FIGURE 6.

Identification of functional interaction of SORT1 and CES1 in HepG2 cells and mouse livers. A, HepG2 cells were infected with Ad-null or Ad-SORT1-FLAG at an MOI of 1 for 16 h. Cell lysate was used for immunoprecipitation with anti-FLAG antibody conjugated to magnetic beads. Immunoprecipitates were subjected to SDS-PAGE and silver staining before being submitted for proteomics analysis. NC, negative control. B, HepG2 cells were infected with Ad-null or Ad-SORT1-FLAG at an MOI of 1 for 16 h. Cell lysate was used for immunoprecipitation with anti-FLAG antibody conjugated to magnetic beads.

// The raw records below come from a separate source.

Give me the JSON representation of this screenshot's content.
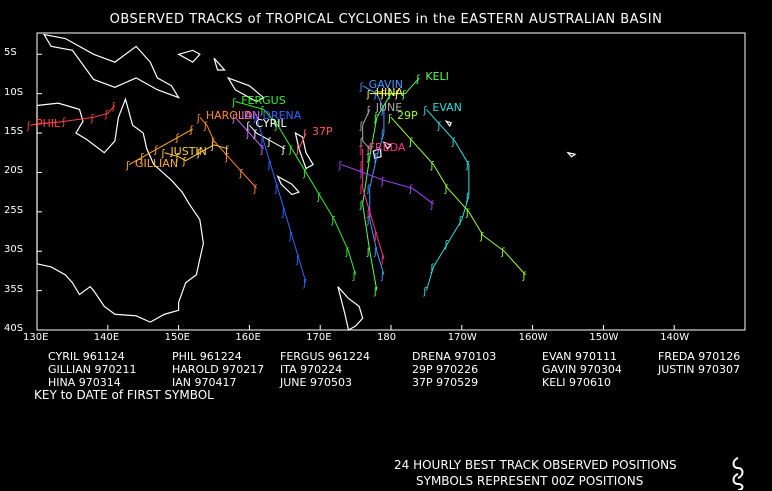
{
  "title": "OBSERVED TRACKS of TROPICAL CYCLONES in the EASTERN AUSTRALIAN BASIN",
  "lat_labels": [
    "5S",
    "10S",
    "15S",
    "20S",
    "25S",
    "30S",
    "35S",
    "40S"
  ],
  "lon_labels": [
    "130E",
    "140E",
    "150E",
    "160E",
    "170E",
    "180",
    "170W",
    "160W",
    "150W",
    "140W"
  ],
  "key": [
    {
      "name": "CYRIL",
      "date": "961124"
    },
    {
      "name": "PHIL",
      "date": "961224"
    },
    {
      "name": "FERGUS",
      "date": "961224"
    },
    {
      "name": "DRENA",
      "date": "970103"
    },
    {
      "name": "EVAN",
      "date": "970111"
    },
    {
      "name": "FREDA",
      "date": "970126"
    },
    {
      "name": "GILLIAN",
      "date": "970211"
    },
    {
      "name": "HAROLD",
      "date": "970217"
    },
    {
      "name": "ITA",
      "date": "970224"
    },
    {
      "name": "29P",
      "date": "970226"
    },
    {
      "name": "GAVIN",
      "date": "970304"
    },
    {
      "name": "JUSTIN",
      "date": "970307"
    },
    {
      "name": "HINA",
      "date": "970314"
    },
    {
      "name": "IAN",
      "date": "970417"
    },
    {
      "name": "JUNE",
      "date": "970503"
    },
    {
      "name": "37P",
      "date": "970529"
    },
    {
      "name": "KELI",
      "date": "970610"
    }
  ],
  "key_caption": "KEY to DATE of FIRST SYMBOL",
  "note1": "24 HOURLY BEST TRACK OBSERVED POSITIONS",
  "note2": "SYMBOLS REPRESENT 00Z POSITIONS",
  "storms": [
    {
      "name": "PHIL",
      "color": "#ff4444",
      "label": "PHIL",
      "track": [
        [
          129,
          14
        ],
        [
          134,
          13.5
        ],
        [
          138,
          13
        ],
        [
          140,
          12.5
        ],
        [
          141,
          11.5
        ]
      ]
    },
    {
      "name": "GILLIAN",
      "color": "#ffaa33",
      "label": "GILLIAN",
      "track": [
        [
          143,
          19
        ],
        [
          145,
          18
        ],
        [
          147,
          17
        ],
        [
          150,
          15.5
        ],
        [
          152,
          14.5
        ]
      ]
    },
    {
      "name": "HAROLD",
      "color": "#ff8833",
      "label": "HAROLD",
      "track": [
        [
          153,
          13
        ],
        [
          154,
          14
        ],
        [
          155,
          16
        ],
        [
          157,
          18
        ],
        [
          159,
          20
        ],
        [
          161,
          22
        ]
      ]
    },
    {
      "name": "JUSTIN",
      "color": "#ffcc44",
      "label": "JUSTIN",
      "track": [
        [
          148,
          17.5
        ],
        [
          150,
          18
        ],
        [
          151,
          18.5
        ],
        [
          153,
          17.5
        ],
        [
          155,
          16.5
        ],
        [
          157,
          17
        ]
      ]
    },
    {
      "name": "CYRIL",
      "color": "#ffffff",
      "label": "CYRIL",
      "track": [
        [
          160,
          14
        ],
        [
          161,
          15
        ],
        [
          163,
          16
        ],
        [
          165,
          17
        ]
      ]
    },
    {
      "name": "IAN",
      "color": "#cc66ff",
      "label": "IAN",
      "track": [
        [
          158,
          13
        ],
        [
          160,
          15
        ],
        [
          162,
          17
        ]
      ]
    },
    {
      "name": "FERGUS",
      "color": "#33ee33",
      "label": "FERGUS",
      "track": [
        [
          158,
          11
        ],
        [
          162,
          12
        ],
        [
          164,
          14
        ],
        [
          166,
          17
        ],
        [
          168,
          20
        ],
        [
          170,
          23
        ],
        [
          172,
          26
        ],
        [
          174,
          30
        ],
        [
          175,
          33
        ]
      ]
    },
    {
      "name": "DRENA",
      "color": "#3366ff",
      "label": "DRENA",
      "track": [
        [
          161,
          13
        ],
        [
          162,
          16
        ],
        [
          163,
          19
        ],
        [
          164,
          22
        ],
        [
          165,
          25
        ],
        [
          166,
          28
        ],
        [
          167,
          31
        ],
        [
          168,
          34
        ]
      ]
    },
    {
      "name": "37P",
      "color": "#ff5555",
      "label": "37P",
      "track": [
        [
          168,
          15
        ],
        [
          167,
          17
        ]
      ]
    },
    {
      "name": "JUNE",
      "color": "#aaaaaa",
      "label": "JUNE",
      "track": [
        [
          177,
          12
        ],
        [
          176,
          14
        ],
        [
          176,
          16
        ],
        [
          177,
          17
        ]
      ]
    },
    {
      "name": "GAVIN",
      "color": "#4499ff",
      "label": "GAVIN",
      "track": [
        [
          176,
          9
        ],
        [
          178,
          10
        ],
        [
          179,
          12
        ],
        [
          179,
          15
        ],
        [
          178,
          18
        ],
        [
          177,
          22
        ],
        [
          177,
          26
        ],
        [
          178,
          30
        ],
        [
          179,
          33
        ]
      ]
    },
    {
      "name": "HINA",
      "color": "#ffff55",
      "label": "HINA",
      "track": [
        [
          177,
          10
        ],
        [
          179,
          10
        ],
        [
          181,
          10
        ]
      ]
    },
    {
      "name": "KELI",
      "color": "#55ff55",
      "label": "KELI",
      "track": [
        [
          184,
          8
        ],
        [
          182,
          10
        ],
        [
          180,
          10
        ],
        [
          178,
          13
        ],
        [
          177,
          18
        ],
        [
          176,
          24
        ],
        [
          177,
          30
        ],
        [
          178,
          35
        ]
      ]
    },
    {
      "name": "FREDA",
      "color": "#ff3388",
      "label": "FREDA",
      "track": [
        [
          176,
          17
        ],
        [
          176,
          19
        ],
        [
          176,
          22
        ],
        [
          177,
          25
        ],
        [
          178,
          28
        ],
        [
          179,
          31
        ]
      ]
    },
    {
      "name": "EVAN",
      "color": "#33dddd",
      "label": "EVAN",
      "track": [
        [
          185,
          12
        ],
        [
          187,
          14
        ],
        [
          189,
          16
        ],
        [
          191,
          19
        ],
        [
          191,
          23
        ],
        [
          190,
          26
        ],
        [
          188,
          29
        ],
        [
          186,
          32
        ],
        [
          185,
          35
        ]
      ]
    },
    {
      "name": "ITA",
      "color": "#aa44ff",
      "label": "",
      "track": [
        [
          173,
          19
        ],
        [
          176,
          20
        ],
        [
          179,
          21
        ],
        [
          183,
          22
        ],
        [
          186,
          24
        ]
      ]
    },
    {
      "name": "29P",
      "color": "#99ff33",
      "label": "29P",
      "track": [
        [
          180,
          13
        ],
        [
          183,
          16
        ],
        [
          186,
          19
        ],
        [
          188,
          22
        ],
        [
          191,
          25
        ],
        [
          193,
          28
        ],
        [
          196,
          30
        ],
        [
          199,
          33
        ]
      ]
    }
  ]
}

SORT1-FLAG was detected with anti-FLAG antibody. Non-infected HepG2 cell lysate was used to detect CES1 band as controls. This experiment was performed three times, and all experiments showed CES1 co-precipitation with SORT1. C, validation of CES1 and CES3 antibodies with liver lysate from Ces1 and Ces3 knock-out mice. TGH, triacylglycerol hydrolase. D, immunoprecipitation of SORT1 from mouse livers expressing SORT1-FLAG followed by Western blotting analysis. Mice were injected with Ad-null. This experiment was repeated three times, and CES1 was co-precipitated with SORT1 in all experiments. E and F, HepG2 cells were infected with Ad-shSORT1 at an MOI of 5 or 10 for 24 h. Ad-scramble was used to infect control cells. In E, Western blotting was performed to detect SORT1 and CES1 protein. Average band intensity of 3 independent experiments (normalized to actin) was shown as values below the blot. In F, real-time PCR was used to measure CES1 and SORT1 mRNA in three experiments. Results are expressed as mean ± S.D. * indicates statistical significance, versus Ad-siCon. G and H, liver protein and mRNA of WT and Sort1 KO mice on chow diet. Values below the blot indicate the relative band intensity (normalized to actin) in each group. Results are expressed as mean ± S.E. * indicates statistical significance, versus WT mice. n = 6.